Now is not the time to pay off debt faster
July 16, 2008
Now is not the time to pay off debt faster
I’m sure there’s a politician somewhere who can spin the information to arrive at a different conclusion, but most of us are dealing with the following financial realities:
- Property values are down.
- Interest rates are down.
- The stock markets are down (then up for a while, and down some more).
- The US dollar is down – and the cost of living (especially fuel) is up.
- Our US economy is down (due largely to the real estate and financial crises).
As a result, many Americans are worse off than they were a year ago. Given these negative financial circumstances, where many people have less money and are less inclined to takes risks with it, I am reading commentary from financial “experts” saying the prudent thing to do now is to re-direct saving and investment dollars to pay off debt.
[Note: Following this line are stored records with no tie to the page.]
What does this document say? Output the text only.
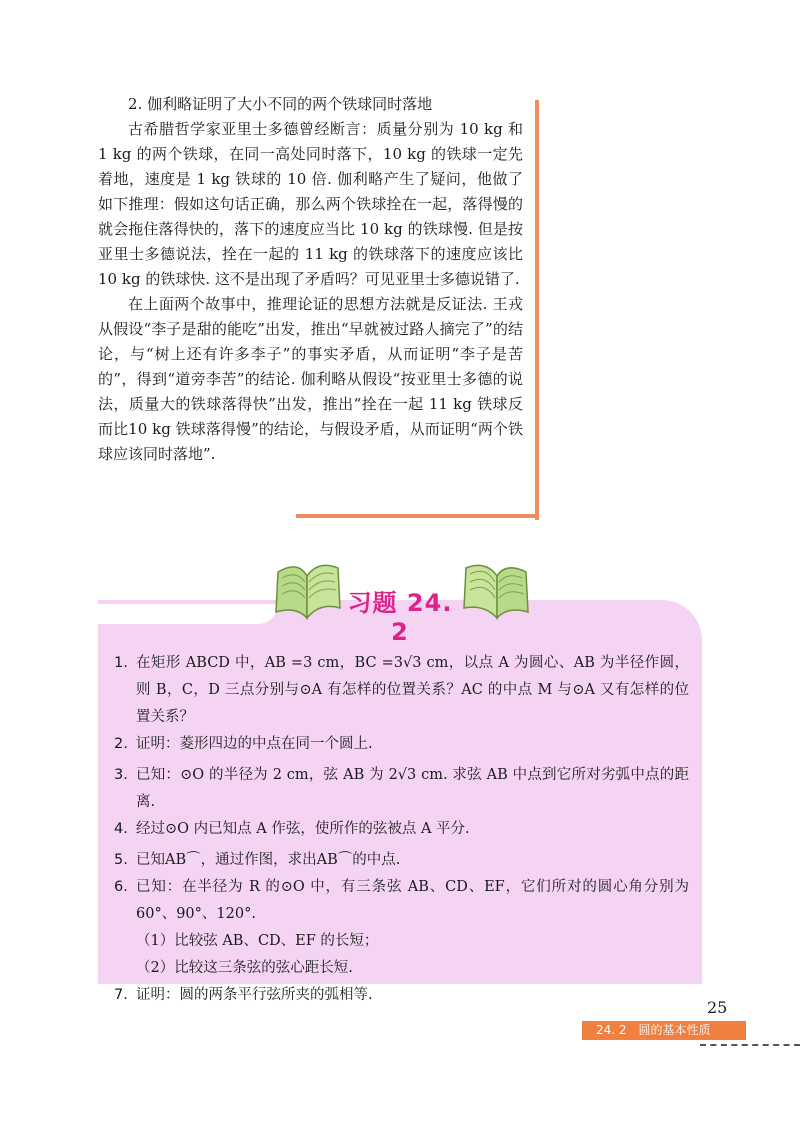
2. 伽利略证明了大小不同的两个铁球同时落地

古希腊哲学家亚里士多德曾经断言：质量分别为 10 kg 和 1 kg 的两个铁球，在同一高处同时落下，10 kg 的铁球一定先着地，速度是 1 kg 铁球的 10 倍. 伽利略产生了疑问，他做了如下推理：假如这句话正确，那么两个铁球拴在一起，落得慢的就会拖住落得快的，落下的速度应当比 10 kg 的铁球慢. 但是按亚里士多德说法，拴在一起的 11 kg 的铁球落下的速度应该比 10 kg 的铁球快. 这不是出现了矛盾吗？可见亚里士多德说错了.

在上面两个故事中，推理论证的思想方法就是反证法. 王戎从假设“李子是甜的能吃”出发，推出“早就被过路人摘完了”的结论，与“树上还有许多李子”的事实矛盾，从而证明“李子是苦的”，得到“道旁李苦”的结论. 伽利略从假设“按亚里士多德的说法，质量大的铁球落得快”出发，推出“拴在一起 11 kg 铁球反而比10 kg 铁球落得慢”的结论，与假设矛盾，从而证明“两个铁球应该同时落地”.

习题 24. 2
1. 在矩形 ABCD 中，AB =3 cm，BC =3√3 cm，以点 A 为圆心、AB 为半径作圆，则 B，C，D 三点分别与⊙A 有怎样的位置关系？AC 的中点 M 与⊙A 又有怎样的位置关系？
2. 证明：菱形四边的中点在同一个圆上.
3. 已知：⊙O 的半径为 2 cm，弦 AB 为 2√3 cm. 求弦 AB 中点到它所对劣弧中点的距离.
4. 经过⊙O 内已知点 A 作弦，使所作的弦被点 A 平分.
5. 已知AB⌒，通过作图，求出AB⌒的中点.
6. 已知：在半径为 R 的⊙O 中，有三条弦 AB、CD、EF，它们所对的圆心角分别为 60°、90°、120°.
（1）比较弦 AB、CD、EF 的长短；
（2）比较这三条弦的弦心距长短.
7. 证明：圆的两条平行弦所夹的弧相等.
25
24. 2　圆的基本性质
I’m all for eliminating debt. Debt is a financial millstone around the necks of most Americans, and it is debilitating, financially and psychologically. But while I’m sure many of these financial experts are well-intentioned, I would argue now is not the best time to pay off debt. Rather, now is the time to save money. Let me explain:
The argument that most pay-down-your-debt advocates make goes like this: If you don’t think you can earn above-average returns in stocks, and interest rates are low in guaranteed vehicles (like Treasury instruments, Bonds, CDs and Money Market accounts), then why not use your investment dollars to pay off high-interest (and usually non-deductible) debt? After all, if your credit card company is charging you 15-18%, making extra payments on the balance is “like earning 15-18 %.”
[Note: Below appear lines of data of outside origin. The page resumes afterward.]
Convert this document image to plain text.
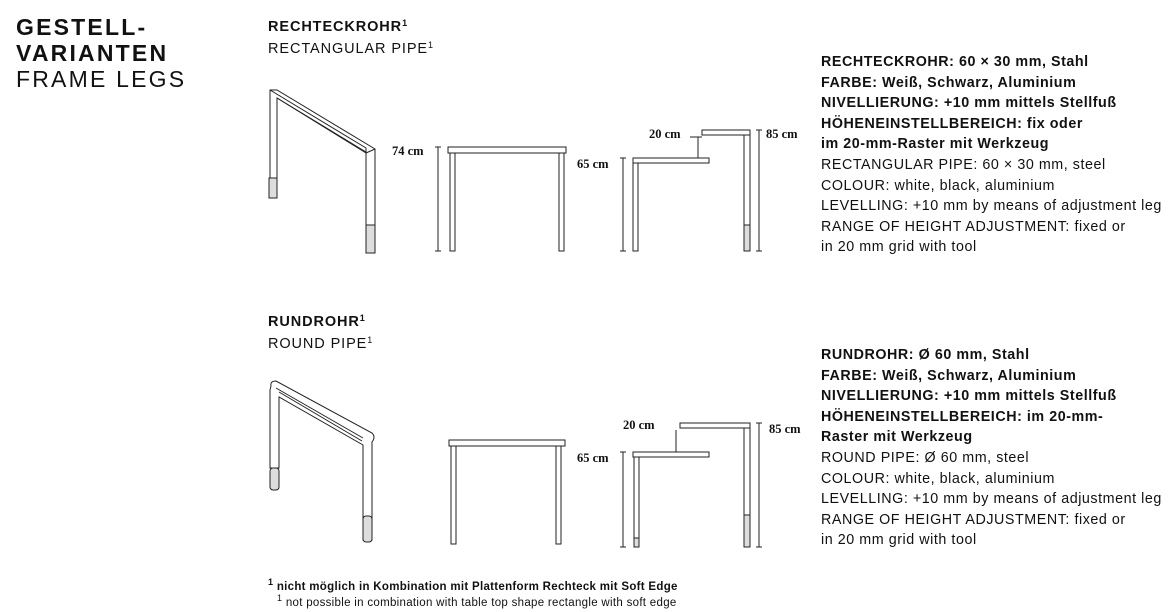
GESTELL-
VARIANTEN
FRAME LEGS
RECHTECKROHR$^1$
RECTANGULAR PIPE$^1$
RUNDROHR$^1$
ROUND PIPE$^1$
74 cm
65 cm
20 cm	85 cm
65 cm
20 cm	85 cm
RECHTECKROHR: 60 × 30 mm, Stahl
FARBE: Weiß, Schwarz, Aluminium
NIVELLIERUNG: +10 mm mittels Stellfuß
HÖHENEINSTELLBEREICH: fix oder
im 20-mm-Raster mit Werkzeug
RECTANGULAR PIPE: 60 × 30 mm, steel
COLOUR: white, black, aluminium
LEVELLING: +10 mm by means of adjustment leg
RANGE OF HEIGHT ADJUSTMENT: fixed or
in 20 mm grid with tool
RUNDROHR: Ø 60 mm, Stahl
FARBE: Weiß, Schwarz, Aluminium
NIVELLIERUNG: +10 mm mittels Stellfuß
HÖHENEINSTELLBEREICH: im 20-mm-
Raster mit Werkzeug
ROUND PIPE: Ø 60 mm, steel
COLOUR: white, black, aluminium
LEVELLING: +10 mm by means of adjustment leg
RANGE OF HEIGHT ADJUSTMENT: fixed or
in 20 mm grid with tool
$^1$ nicht möglich in Kombination mit Plattenform Rechteck mit Soft Edge
$^1$ not possible in combination with table top shape rectangle with soft edge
Superficially, this argument makes sense. Mathematically, you can “prove it.” But while this strategy is logical, it neglects some of the financial realities. Let’s use a hypothetical “real-life” example to illustrate.
Suppose you decide to follow the advice of the pay-down-your-debt gurus. Instead of saving or investing in your 401(k) or some other accumulation vehicle, you commit an additional $200 each month to paying off credit card debt.
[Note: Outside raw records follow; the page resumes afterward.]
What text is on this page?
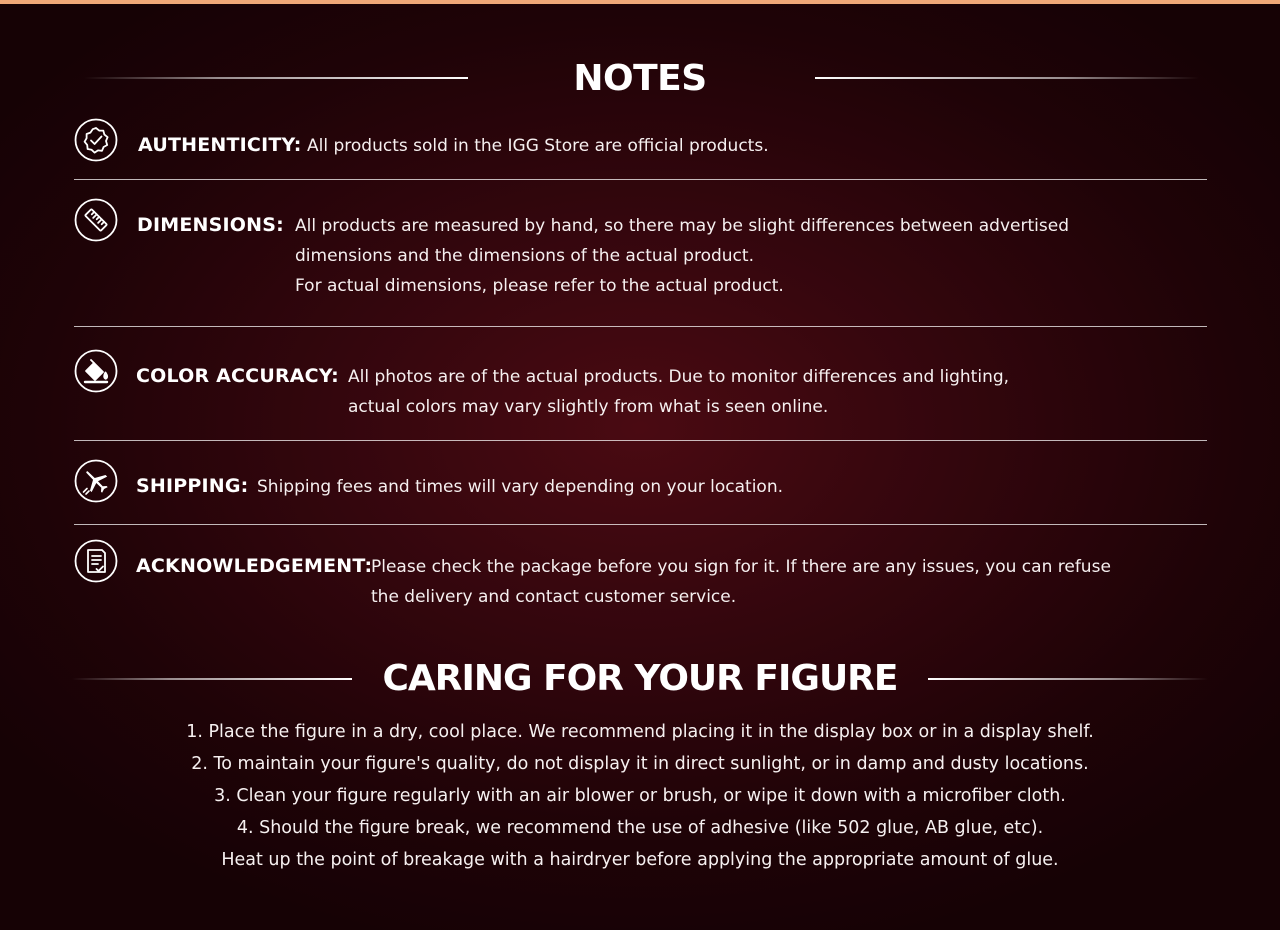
NOTES
AUTHENTICITY: All products sold in the IGG Store are official products.
DIMENSIONS: All products are measured by hand, so there may be slight differences between advertised
dimensions and the dimensions of the actual product.
For actual dimensions, please refer to the actual product.
COLOR ACCURACY: All photos are of the actual products. Due to monitor differences and lighting,
actual colors may vary slightly from what is seen online.
SHIPPING: Shipping fees and times will vary depending on your location.
ACKNOWLEDGEMENT:
Please check the package before you sign for it. If there are any issues, you can refuse
the delivery and contact customer service.
CARING FOR YOUR FIGURE
1. Place the figure in a dry, cool place. We recommend placing it in the display box or in a display shelf.
2. To maintain your figure's quality, do not display it in direct sunlight, or in damp and dusty locations.
3. Clean your figure regularly with an air blower or brush, or wipe it down with a microfiber cloth.
4. Should the figure break, we recommend the use of adhesive (like 502 glue, AB glue, etc).
Heat up the point of breakage with a hairdryer before applying the appropriate amount of glue.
If you make an extra $200 payment on the credit card, will you still have a payment due next month? Yes. Will the monthly payment be significantly less than the month before? Probably not. There may be some decrease, depending on the size of the balance, but especially if your balance is high enough that it would take a year or more of extra $200 monthly payments, the monthly decrease isn’t going to be that great. So while you technically “earned” the interest you saved, you don’t have more money in your pocket, and you still have a financial obligation next month.
Let’s inject a little more “reality” into this scenario.
Assuming you have used your “extra” $200 for the past few months to pay down your credit card balance, how will you pay an unexpected but necessary expense, such as an $800 automobile repair? If you don’t have any liquid savings, most likely you’ll end up using the credit card. If you do, your outstanding balance is goes back up, and so does the interest charge.
Here’s another “reality” situation. In the next few months, what happens if you lose your job, or have to take a pay cut? If you don’t have as much income (or no income) and no liquid savings, the likelihood is there’s not going to be a payment to the credit card company. And more than likely, one late payment will trigger a higher interest rate (along with fees) on your card – and your credit score is going to take a hit as well.
One of the reasons most people have high-interest credit card debt in the first place is because they haven’t learned the discipline of saving. They haven’t developed the habit of living below their means and paying cash for big-ticket purchases, vacations, emergencies, etc. In fact, the only saving many people do is through their retirement plan, where money is withheld from their paycheck. Thus, their default budgetary model is “if it’s in the account, I can (and will) spend it.”
Of course, this approach is ill-equipped to deal with unexpected expenses or large purchases, so borrowing becomes the other default action in their financial lives. There’s always the intention of paying the credit card off next month, but a few years later, unpaid credit card balances are a permanent part of their budget. Five years later, the monthly payments are putting a strain on current expenses. Consolidation may temporarily relieve cash flow pressures, but because the underlying behavior hasn’t changed, it isn’t too long before the balances are going up again.
If you really want to fix your debt problems, start saving and stop borrowing. Building a pool of savings (call it your emergency fund, rainy day fund, save-to-spend account, whatever) will keep you from going back to the lending trough. Having savings will keep you from missing payments if your employment situation changes. Having $10,000 in a liquid, safe account will change your life.
By the way, even if you already have $10,000 or more set aside, and have a very secure employment situation, I would still recommend saving instead of extra payments on debt, even credit card debt. The better approach is to make the scheduled payments each month until your savings balance is large enough to pay the outstanding debt in full.
Part of this is a matter of control. If Visa is satisfied with $100/mo., why send them $300? Keep your money under your control, and when it suit you, pay the balance in full.
The other reason for saving instead of paying off debt is that the math isn’t as favorable as you might think – even if there’s a significant different between the rates of return on your savings and the interest charged by the credit card company. For an eye-opening illustration, check out this article on www.worksaveown.com.
Saving money is not the same as paying off debt. Saving money is a behavior that leads to financial control and freedom. Paying off debt, even at a faster pace, may help relieve some financial pressure, but it doesn’t move you forward. If you don’t establish the saving habit, you will always be at risk of going back into debt. Bad habits not only need to be avoided, they need to be replaced.
With all the uncertainty surrounding the present economic situation, the best financial decision is to save.